With the launching of new schools in the country, along with a Sudanese curriculum rather than an international one, the institution emphasised the equity point.

High-school filled its classrooms with South Sudanese students, and the post-secondary section facilitated access to higher education for students coming from displaced and refugees families from South Sudan and Eritrea. This does not prevent the university section to keep its doors open to well-off societal sectors particularly interested only in the study of Spanish and Italian languages. 

The evolution in time of the features offered by the institution went hand in hand with the evolution of the concept of mission itself. In fact, it was started in reaction to a reductive vision of mission limited to the conversion of people who had not yet heard of Christianity

With the passing of time, Comboni College has evolved according to a vision that understands mission as dialogue at the service of the building of the kingdom in collaboration with Muslim friends.
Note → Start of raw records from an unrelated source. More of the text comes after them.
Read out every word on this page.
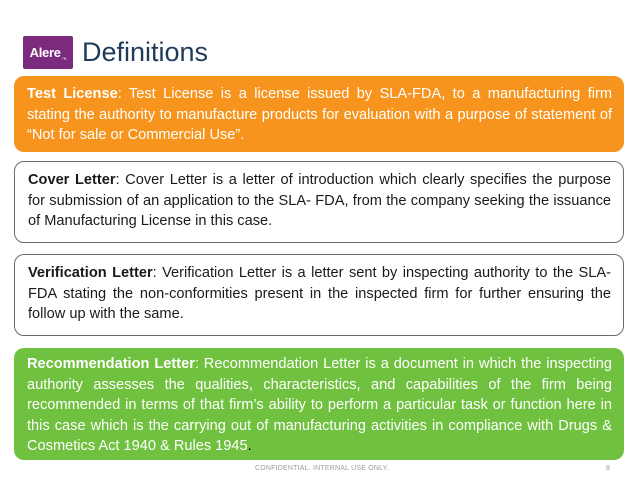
Alere ™ Definitions
Test License: Test License is a license issued by SLA-FDA, to a manufacturing firm stating the authority to manufacture products for evaluation with a purpose of statement of “Not for sale or Commercial Use”.
Cover Letter: Cover Letter is a letter of introduction which clearly specifies the purpose for submission of an application to the SLA- FDA, from the company seeking the issuance of Manufacturing License in this case.
Verification Letter: Verification Letter is a letter sent by inspecting authority to the SLA-FDA stating the non-conformities present in the inspected firm for further ensuring the follow up with the same.
Recommendation Letter: Recommendation Letter is a document in which the inspecting authority assesses the qualities, characteristics, and capabilities of the firm being recommended in terms of that firm’s ability to perform a particular task or function here in this case which is the carrying out of manufacturing activities in compliance with Drugs & Cosmetics Act 1940 & Rules 1945.
CONFIDENTIAL. INTERNAL USE ONLY.	8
For instance, this approach finds concrete expression by means of the service that the post-secondary section carries out through its activities in the field of palliative care. Muslims and Christians are formed to approach to the Father’s mercy anyone who is suffering from a chronic or a terminal disease.

Another example of this approach is represented by the business incubator created by the CCST through which we promote a model of entrepreneurship that respects the environment, meets the social needs, and encourages the economic integration for those most in need.

Comboni College historical evolution has also affected the way of developing the ministry for those missionaries who worked there. The early Comboni Missionaries ran a secondary school composed by a majority of foreign and Christian students, while the teaching, per se, had been entrusted to the Canadian Brothers (1929-1935). After these left, the congregation had to prepare well-qualified missionaries for this ministry. Some of them never worked in parishes, but spent the rest of their missionary lives enlightened by the icon of Jesus as a Teacher.

In recent years our presence has decreased, and the teaching - as much as the administration - are carried on in collaboration with the local staff. Here are included some Muslims and Christians who had studied at the primary and secondary school of the CCK, and who graduated at the CCST. They are the ones who continue along the path of the mission and who provide new insights on the institution.


Aḥmad Maḥjūb, M. (1935) ‘ʿallimūnā’, Al-Fajr, pp. 1965-1966.

Seri-Hersch, I. (2017) ‘Education in Colonial Sudan, 1900-1957’, Oxford University Press USA, 1(May), pp. 1-26. doi: 10.1093/acrefore/9780190277734.013.12.

Vantini, G. (2005) La missione del cuore. I comboniani in Sudan nel ventesimo secolo. Bologna: EMI.

Warburg, G. (2003) Islam, Sectarianism and Politics in Sudan Since the Mahdiyya. London: Hurst and Company.